Bonne année selon les statistiques.
Très moyenne selon les TO français.
Le nombre de touristes en République Tchèque au cours des neuf premiers mois de 2003 a progressé de 3,7 % par rapport à la même période de 2002, à 5,069 millions, selon un rapport de l’agence gouvernementale Czech Tourism. Il s’agit de la première hausse en rythme annuel du nombre de touristes étrangers enregistrée depuis 4 ans. Les Français ont été 172 000 à venir dans ce pays, loin derrière les Allemands (1,353 million) première nation visiteuse.
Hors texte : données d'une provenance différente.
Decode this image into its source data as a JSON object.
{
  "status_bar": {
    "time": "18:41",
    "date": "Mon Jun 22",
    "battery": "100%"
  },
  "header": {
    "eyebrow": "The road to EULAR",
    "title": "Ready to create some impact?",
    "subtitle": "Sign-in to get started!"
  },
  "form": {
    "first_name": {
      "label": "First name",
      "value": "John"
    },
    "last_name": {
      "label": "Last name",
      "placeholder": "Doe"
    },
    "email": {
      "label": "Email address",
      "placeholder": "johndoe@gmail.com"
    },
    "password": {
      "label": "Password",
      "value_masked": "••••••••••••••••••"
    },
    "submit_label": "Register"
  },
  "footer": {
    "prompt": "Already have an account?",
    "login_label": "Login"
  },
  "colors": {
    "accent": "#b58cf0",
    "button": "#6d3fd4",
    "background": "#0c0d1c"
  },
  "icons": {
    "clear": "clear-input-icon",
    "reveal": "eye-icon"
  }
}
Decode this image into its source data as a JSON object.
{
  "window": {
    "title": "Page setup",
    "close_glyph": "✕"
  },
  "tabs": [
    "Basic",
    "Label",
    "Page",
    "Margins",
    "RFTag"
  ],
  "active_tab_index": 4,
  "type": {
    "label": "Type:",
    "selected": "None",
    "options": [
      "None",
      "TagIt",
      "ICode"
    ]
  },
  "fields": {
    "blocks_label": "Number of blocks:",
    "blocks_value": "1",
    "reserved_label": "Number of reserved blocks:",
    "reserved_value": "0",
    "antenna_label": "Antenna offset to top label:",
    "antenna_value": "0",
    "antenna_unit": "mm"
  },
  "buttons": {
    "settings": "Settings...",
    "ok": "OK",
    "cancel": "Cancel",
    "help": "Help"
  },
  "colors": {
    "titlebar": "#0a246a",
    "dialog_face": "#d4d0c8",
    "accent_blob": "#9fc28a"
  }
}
Selon l’OT tchèque à Paris, la hausse du nombre de Français pourrait atteindre 9 % sur l’année par rapport à 2002. Pourtant, à l’exception notable de Am’Slav ou de Cedok qui revendique une hausse de 20 % de sa clientèle, les TO spécialistes ne sont pas très optimistes. “La République Tchèque est une destination qui souffre d’une nouvelle concurrence, comme la Pologne ou la Croatie”, déclarent-ils. “La période des réveillons a marqué le pas par rapport à d’autres destinations d’Europe centrale”, analyse par exemple Sylvie Nahon, directrice de la production du groupe Pauli. “Avant, Prague marchait tout seul et les autorités du tourisme tchèque se sont contentées d’un effort minimal sur la France”, constate Vaclav Krames, patron de Slav’Tours. OK International tourisme voit ses ventes plafonner. Look avait déjà supprimé son vol charter hebdo sur Prague en milieu d’année 2003 et ne veut pas retenter l’expérience. Les autres TO y réfléchissent d’ailleurs à deux fois avant de s’engager sur des affrètements. Bref, une année blanche, même pour les TO offensifs sur les prix comme Tour Indicom. Malgré tout, certains s’en sortent bien et voient leurs ventes progresser comme Am’Slav. Devant les bonnes prévisions, le TO va intensifier son programme charter cet été et affrète seul un avion CSA Travel Services par semaine à partir d’avril. L’Ascension donne quelques espérances chez Républic Tours qui affrète un charter pour ce week-end-là tandis que Sept et Demi estime que la destination n’est pas encore saturée. Il y aurait donc des raisons d’espérer.